L’enseignement central de ce récit est la relation riche / pauvre et l’importance de la vérité de Moïse et des prophètes. La parabole est un appel à la justice sociale et au partage. Il n’est pas besoin d’une révélation spéciale pour entendre cet appel, il suffit d’être à l’écoute des Ecritures. Jésus utilise ainsi la parabole pour dire aux Pharisiens qui aimaient l’argent qu’il ne suffit pas d’appliquer la Loi pour être quitte avec l’Ecriture : il faut être capable de voir le pauvre qui est à sa porte.

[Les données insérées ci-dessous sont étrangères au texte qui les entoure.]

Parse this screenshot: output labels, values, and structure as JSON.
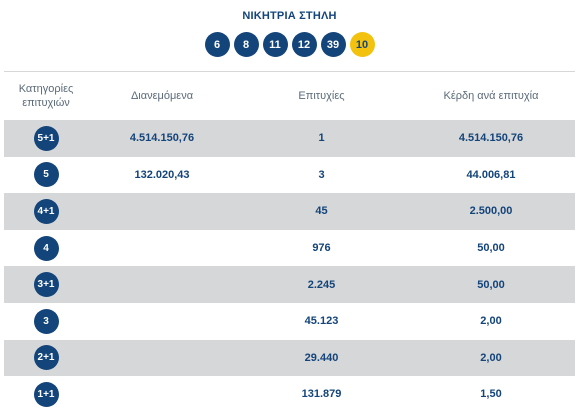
{
  "header": {
    "title": "ΝΙΚΗΤΡΙΑ ΣΤΗΛΗ",
    "numbers": [
      "6",
      "8",
      "11",
      "12",
      "39"
    ],
    "bonus": "10"
  },
  "table": {
    "columns": {
      "category_line1": "Κατηγορίες",
      "category_line2": "επιτυχιών",
      "distributed": "Διανεμόμενα",
      "winners": "Επιτυχίες",
      "prize": "Κέρδη ανά επιτυχία"
    },
    "rows": [
      {
        "category": "5+1",
        "distributed": "4.514.150,76",
        "winners": "1",
        "prize": "4.514.150,76"
      },
      {
        "category": "5",
        "distributed": "132.020,43",
        "winners": "3",
        "prize": "44.006,81"
      },
      {
        "category": "4+1",
        "distributed": "",
        "winners": "45",
        "prize": "2.500,00"
      },
      {
        "category": "4",
        "distributed": "",
        "winners": "976",
        "prize": "50,00"
      },
      {
        "category": "3+1",
        "distributed": "",
        "winners": "2.245",
        "prize": "50,00"
      },
      {
        "category": "3",
        "distributed": "",
        "winners": "45.123",
        "prize": "2,00"
      },
      {
        "category": "2+1",
        "distributed": "",
        "winners": "29.440",
        "prize": "2,00"
      },
      {
        "category": "1+1",
        "distributed": "",
        "winners": "131.879",
        "prize": "1,50"
      }
    ]
  },
  "colors": {
    "navy": "#13447a",
    "bonus_yellow": "#f2c20f",
    "row_shade": "#d6d7d9"
  }
}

Ce texte qui parle de damnation, de châtiments éternels peut nous choquer. Nous avons des difficultés à le relier à l’affirmation centrale de l’Ecriture selon laquelle Dieu est amour.
Tout au long de son ministère, Jésus s’est tourné vers les plus défavorisés : malades, infirmes, indigents, apportant guérisons et réconfort. A chacun de relire cette parabole en l’actualisant. Nous sommes submergés par des appels en faveur d’œuvres multiples qui ont toutes leur raison d’être : appels en direction des enfants malheureux, des personnes âgées, des handicapés, des malades atteints de maux divers… Comment répondre à toutes ces détresses ? C’est ce qui s’efforce de faire l’association DIESE qui nous sollicite chaque dimanche. Que l’Esprit nous éclaire dans les choix que nous avons à faire et que toute action concoure à l’annonce de l’Evangile.

Souvenons-nous de la déclaration du prophète Esaïe : « Je procure en plein désert de l’eau, des fleuves dans la lande, pour abreuver mon peuple, mon élu. »
Cette eau, sachons la partager avec ceux qui ont soif, soif d’espoir, soif d’amour.